So I recently found this book in our little library… can you guess what the name of it is?

Grace Walk, I know how clever naming this blog the title of the book I’m sorry -5 on the creativity points.

BUT PEOPLE LET ME TELL YOU, I really love this book. If you’ve read my previous blogs you know that I am struggling with some self confidence and other things along that line (if you haven’t you should because they are pretty rad).
Well before I continue let me tell you about something else that is happening in my life. I’m actually pursuing a deeper relationship with the Lord!! Crazy right, a missionary overseas pursuing a deeper relationship?

The book is written by a man who was going through a “rough patch”. Broken and hopeless is how he describes it. He feels the weight of failure and how he is pursuing God is destroying him. He is a pastor who was dedicating his life to Christ, but he realizes he was doing it the wrong way.

A couple chapters in there is a paragraph about surrendering to God
” I give God permission to do anything He wishes to me, in me or through me that would glorify Him. I once claimed these rights as mine, but now they belong to God and under His control He can do anything with them, anything He pleases.”

Now this is something I have been praying since the beginning of the race. I wanted God to use me. I wanted to glorify Him and let Him live through me. I guess I just didn’t realize that it wouldn’t be rainbows and butterflies to get there.

“Your sense of failure may be the catalyst God wants to use to bring you to a new understanding of the meaning of the Christian life”

Lately I’ve been feeling broken and hopeless (hey just like the author what do you know), the thoughts of “it’s probably easier to just give up on my relationship with the Lord” have been running through my mind”. Yeah it would be easier if I just gave up but then I wouldn’t be able to step into the plans God has for me. Yeah it would be easier to just say “whatever” and ignore the things the Lord puts in front of me but then I would miss out on those opportunities.

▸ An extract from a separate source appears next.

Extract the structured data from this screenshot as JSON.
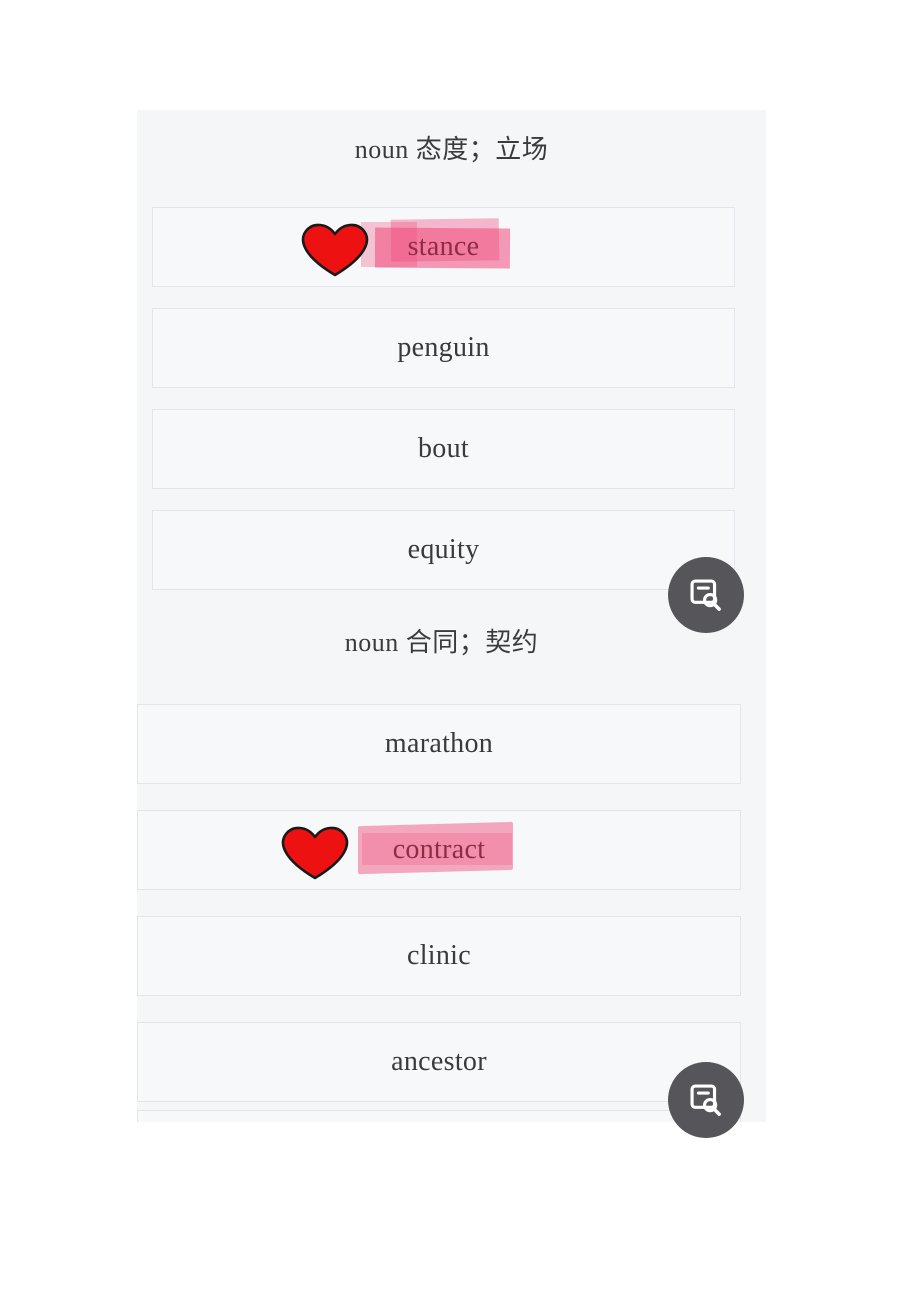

And yeah it would be easier to stay laying in my hammock or stuff my face with popcorn but then I would miss out on time to sit and rest with Christ. I’m not going to lie sometimes I choose the easier route. Sometimes I decide to say “No”. Sometimes I choose to lay, stuff my face, watch movies or even just sulk.
But the times that I’ve chosen to say “Yes” have been way more worth my time. How silly of me to think I could grow and walk in the grace God has for me without Him?

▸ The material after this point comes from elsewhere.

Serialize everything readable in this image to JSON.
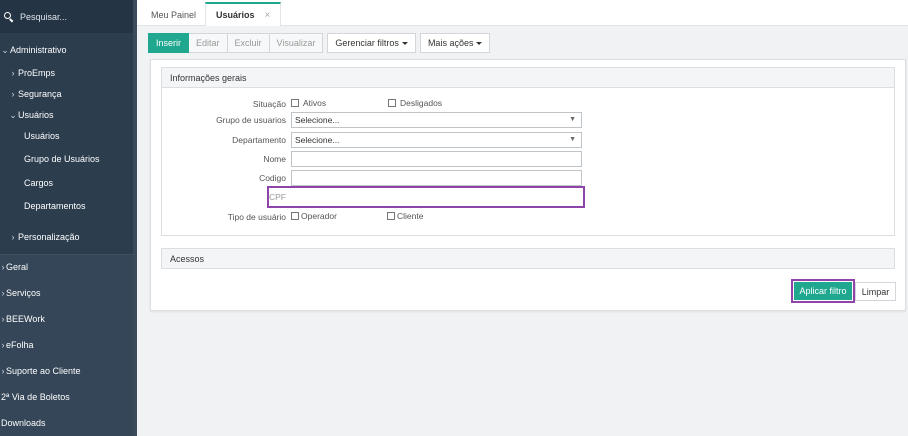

That’s like saying I could drive my car without gas. In this metaphor I’m the car, the Lords the gas (just in case you didn’t get that).

When you ask the Lord for more, SURPRISE He will give you more.

“It is God’s purpose to bring us to the place where we rest totally in the sufficiency of Christ with us in every situation”

Sometimes that sucks. Sometimes we get to the point where we don’t think we need Him. That’s where I was.

“Sometimes God will let you become so weak that He is the only strength you need”

Yeah, that sucks but never have I pushed more. There’s nothing I can do but accept His love, accept His strength and let him live through me. Seeing that has been a big milestone for me.
This year my word is “YES”. Yes to pursuing Him, yes to being intentional and yes to resting in his glory.

“He loves you because, in His grace He has chosen to do so. You can’t do anything to gain Hods acceptance. Jesus already took care of that for you”

The other day I went up our little hill to enjoy the killer view and soak up some alone time. The other day I clearly heard from the Lord for the first time. I started writing in my journal having no clue what I was actually writing, when I finished I read it to myself

Kaitlin, the way you are in awe of the mountains and how tall they stand, the flowers and how vibrantly colored they are and the sun and how bright it shines is the way I am in awe of you.
You are a mountain, standing tall and bold glorifying my name. You are a flower, vibrantly colored there is none like you. Do not blend in with the weeds but sway in my presence standing out among others. You are a sun, a radiant light that shines in the dark.
Carry me wherever you go, let me live through you and rest in me.

2017, watch out because I’m standing with a yes in my heart and Grace in my walk.